L'impérialisme n'a jamais pris fin, il a juste changé de forme.

Les pays riches ont drainé du Sud 152 000 milliards de dollars depuis 1960

Traditionnellement, la question du développement économique a souvent été abordée sous l’angle téléologique-étapiste ou celui de l’incapacité endogène des pays du Sud à se moderniser, à entreprendre les réformes à même de les propulser sur les rails du Progrès. Le présent article propose un changement de focale et entreprend, à partir de données empiriques, d’illustrer l’échange inégal qui caractérise les rapports commerciaux Nord-Sud, la mise à sac du Tiers-monde, la persistance des rapports néocoloniaux camouflés en “traités de libre-échanges”, “programmes d’ajustement structurel” et autres mécanismes monétaires et budgétaires visant la mise en dépendance structurelle des économies périphériques au profit de celles du centre capitaliste-impérialiste.

Nous savons depuis longtemps que l’essor industriel des pays riches dépendait, à l’époque coloniale, de l’extraction de matières premières dans les pays du Sud. La révolution industrielle de l’Europe reposait en grande partie sur le coton et le sucre, qui étaient cultivés sur des terres volées aux indigènes américains, avec le travail forcé d’Africains réduits en esclavage. L’extraction d’Asie et d’Afrique a servi à financer les infrastructures, les bâtiments publics et les États-providence en Europe – tous les marqueurs du développement moderne. Les coûts pour le Sud, quant à eux, ont été catastrophiques : génocide, dépossession, famine et appauvrissement massif.

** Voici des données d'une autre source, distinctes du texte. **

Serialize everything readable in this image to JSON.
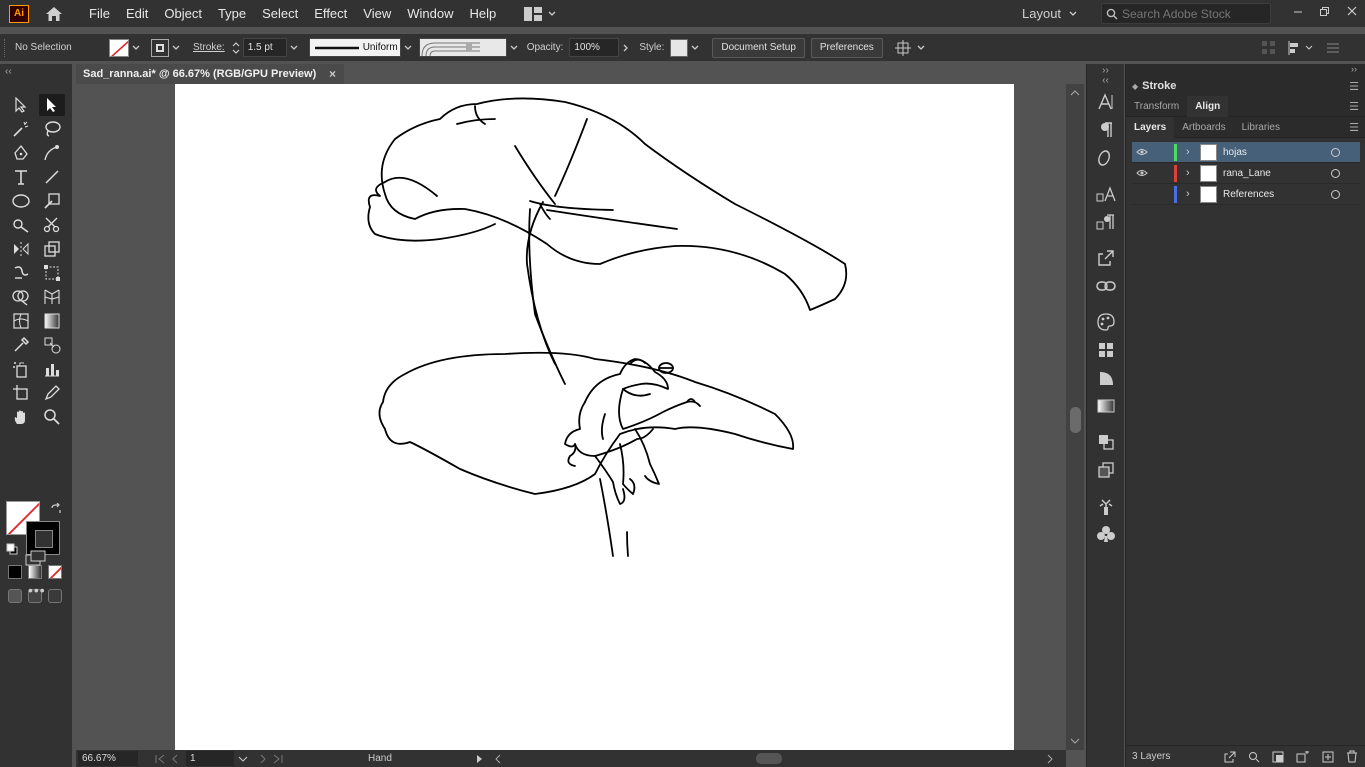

Les puissances impériales ont finalement retiré la plupart de leurs drapeaux et de leurs armées du Sud au milieu du 20e siècle. Mais au cours des décennies suivantes, des économistes et des historiens associés à la « théorie de la dépendance » ont soutenu que les modèles sous-jacents de l’appropriation coloniale sont restés toujours en place et ont continué à définir l’économie mondiale. Pour eux, l’impérialisme n’a jamais pris fin, il a juste changé de forme.

Ils avaient raison en effet. Des recherches récentes démontrent que les pays riches continuent de dépendre d’une appropriation nette importante du Sud, y compris des dizaines de milliards de tonnes de matières premières et des centaines de milliards d’heures de travail humain par an – incarnées non seulement dans les produits de base, mais aussi dans les biens industriels de haute technologie tels que les smartphones, les ordinateurs portables, les puces électroniques et les voitures, qui, au cours de ces dernières décennies, ont été très majoritairement fabriqués dans le Sud.

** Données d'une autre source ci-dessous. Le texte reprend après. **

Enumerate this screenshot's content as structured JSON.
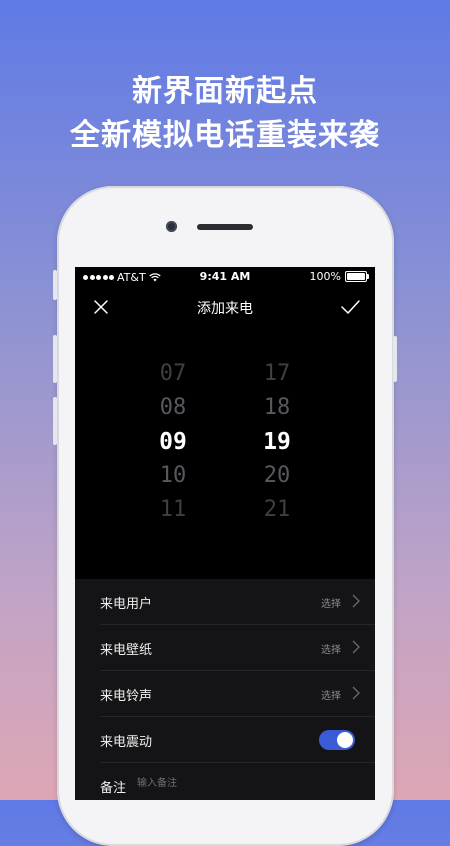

Ce flux d’appropriation se produit parce que les prix sont systématiquement plus bas dans les pays Sud en comparaison avec le Nord. Les salaires versés aux travailleurs du Sud représentent en moyenne un cinquième du niveau des salaires du Nord. Ce qui signifie que pour chaque unité de travail et de ressources incorporées que le Sud importe du Nord, il doit en exporter beaucoup plus pour pouvoir la payer.

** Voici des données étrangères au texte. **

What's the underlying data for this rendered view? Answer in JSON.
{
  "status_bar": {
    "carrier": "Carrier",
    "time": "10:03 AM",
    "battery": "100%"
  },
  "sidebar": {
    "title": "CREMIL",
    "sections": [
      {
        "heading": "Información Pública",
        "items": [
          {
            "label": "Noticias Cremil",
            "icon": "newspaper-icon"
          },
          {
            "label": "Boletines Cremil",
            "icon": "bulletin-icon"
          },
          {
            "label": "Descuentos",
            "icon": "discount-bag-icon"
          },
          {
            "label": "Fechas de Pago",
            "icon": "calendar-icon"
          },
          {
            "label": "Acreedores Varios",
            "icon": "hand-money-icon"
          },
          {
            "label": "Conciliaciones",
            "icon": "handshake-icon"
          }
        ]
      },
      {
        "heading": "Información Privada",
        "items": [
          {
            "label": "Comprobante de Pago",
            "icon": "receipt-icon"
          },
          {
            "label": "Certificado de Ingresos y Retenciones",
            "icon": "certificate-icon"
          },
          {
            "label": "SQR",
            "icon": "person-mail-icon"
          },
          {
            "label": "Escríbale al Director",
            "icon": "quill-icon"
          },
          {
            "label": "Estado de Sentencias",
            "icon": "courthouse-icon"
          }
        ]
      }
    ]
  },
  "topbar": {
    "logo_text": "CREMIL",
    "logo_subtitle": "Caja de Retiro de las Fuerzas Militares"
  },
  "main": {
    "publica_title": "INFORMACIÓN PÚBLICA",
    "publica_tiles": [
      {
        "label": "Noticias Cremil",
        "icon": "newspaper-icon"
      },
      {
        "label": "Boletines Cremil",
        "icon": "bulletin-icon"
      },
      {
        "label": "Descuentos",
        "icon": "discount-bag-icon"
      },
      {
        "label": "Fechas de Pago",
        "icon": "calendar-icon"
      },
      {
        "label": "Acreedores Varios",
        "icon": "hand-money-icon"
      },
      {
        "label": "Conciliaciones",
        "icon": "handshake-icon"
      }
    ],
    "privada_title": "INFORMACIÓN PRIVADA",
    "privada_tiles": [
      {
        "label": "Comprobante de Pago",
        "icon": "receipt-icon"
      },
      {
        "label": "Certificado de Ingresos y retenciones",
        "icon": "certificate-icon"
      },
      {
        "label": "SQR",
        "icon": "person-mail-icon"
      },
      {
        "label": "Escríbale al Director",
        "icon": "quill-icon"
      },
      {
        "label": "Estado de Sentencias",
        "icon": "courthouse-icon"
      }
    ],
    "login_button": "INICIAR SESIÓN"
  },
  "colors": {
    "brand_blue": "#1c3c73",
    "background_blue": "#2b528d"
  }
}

Les économistes Samir Amin et Arghiri Emmanuel ont décrit ce phénomène comme un « transfert caché de valeur » du Sud, qui maintient des niveaux élevés de revenus et de consommation dans le Nord. Cette ponction s’effectue de manière subtile et presque invisible, sans dévoiler la violence manifeste de l’occupation coloniale ni provoquer de protestations ou indignation morale.

Dans un article récent publié dans la revue New Political Economy, nous nous sommes appuyés sur les travaux d’Amin et d’autres personnes pour quantifier l’ampleur de la fuite par l’échange inégal dans l’ère post-coloniale. Nous avons constaté que la fuite a augmenté de façon spectaculaire au cours des années 1980 et 1990, lorsque des programmes d’ajustement structurel néolibéraux ont été imposés dans le Sud. Aujourd’hui, le Nord draine du Sud des produits de base d’une valeur de 2 200 milliards de dollars par an, aux prix du Nord. Pour donner un ordre d’idée, cette somme suffirait à réduire quinze fous plus vite l’extrême pauvreté mondiale.

Sur l’ensemble de la période allant de 1960 à aujourd’hui, la fuite s’élève à 62 000 milliards de dollars en termes réels. Si cette valeur avait été conservée par le Sud et avait contribué à sa croissance, en suivant les taux de croissance de celui-ci au cours de cette période, elle serait équivalent aujourd’hui à 152 000 milliards de dollars.

Ce sont des sommes extraordinaires. Pour le Nord global (les États-Unis, le Canada, l’Australie, la Nouvelle-Zélande, Israël, le Japon, la Corée et les économies riches d’Europe), les gains sont si importants qu’au cours des deux dernières décennies, qu’ils ont dépassé le taux de croissance économique. En d’autres termes, la croissance nette du Nord repose plus particulièrement sur l’appropriation du reste du monde.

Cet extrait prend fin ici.